Vulnerabilidade zero-day no WPS Office utilizado para ciberespionagem

Uma vulnerabilidade zero-day no WPS Office foi explorada por um grupo de ciberespionagem para distribuir malware. De acordo com a Eset, o cibergrupo em questão “está alinhado com a Coreia do Sul”.

O cibergrupo – seguido como APT-C-60 – explorou a vulnerabilidade agora identificada como CVE-2024-7262 que permite a execução remota de código e foi utilizada para distribuir um backdoor personalizado chamado SpyGlace em alvos no leste asiático.

A empresa chinesa de cibersegurança DBAPPSecurity também publicou a sua própria análise sobre a vulnerabilidade no WPS Office depois de determinar que esta vulnerabilidade tinha sido explorada para distribuir malware junto de utilizadores na China.

Esta semana, a Eset reportou que um documento malicioso que explora esta vulnerabilidade foi carregado no VirusTotal nos finais de fevereiro.

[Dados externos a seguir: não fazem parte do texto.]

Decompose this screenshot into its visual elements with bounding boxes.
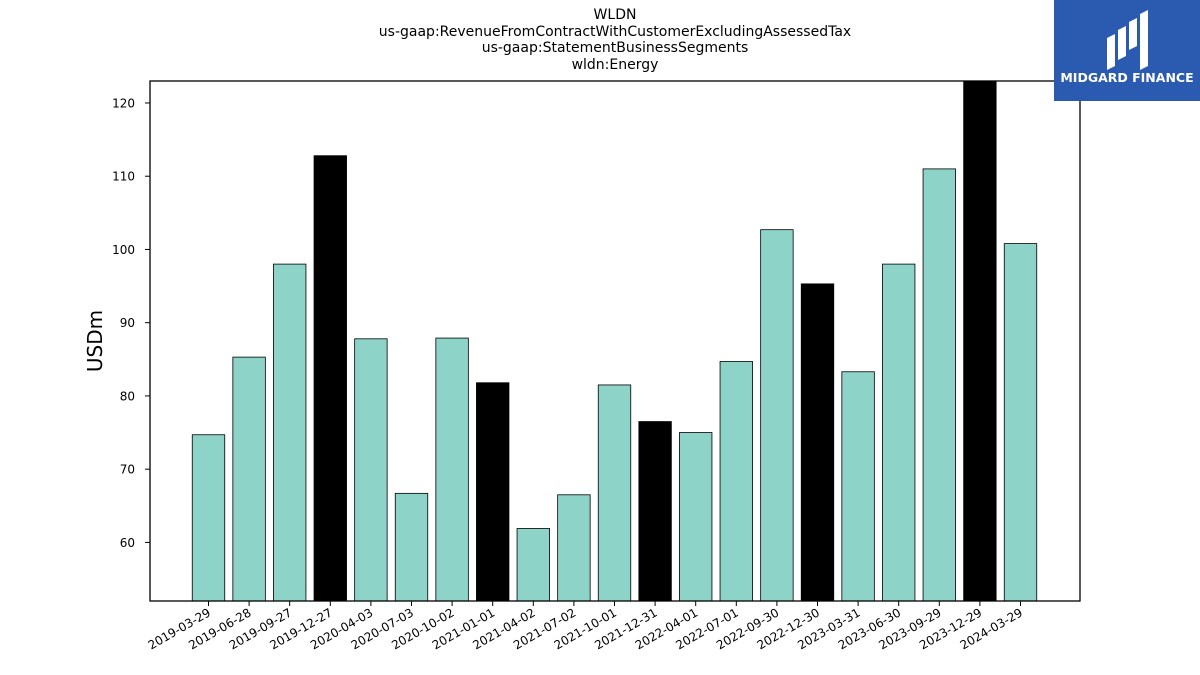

Os atacantes criaram um spreadsheet aparentemente inofensivo preparado para ativar a exploração quando o utilizado carregava numa célula.

Segundo a mesma empresa de cibersegurança, a Kingsoft, que desenvolve o WPS Office, corrigiu a vulnerabilidade zero-day em março de 2024 com o lançamento da versão 12.1.0.16412. No entanto, a Eset descobriu que a Kingsoft só tinha endereçado parte do problema e a vulnerabilidade ainda podia ser explorada, tendo sido lançado uma nova correção.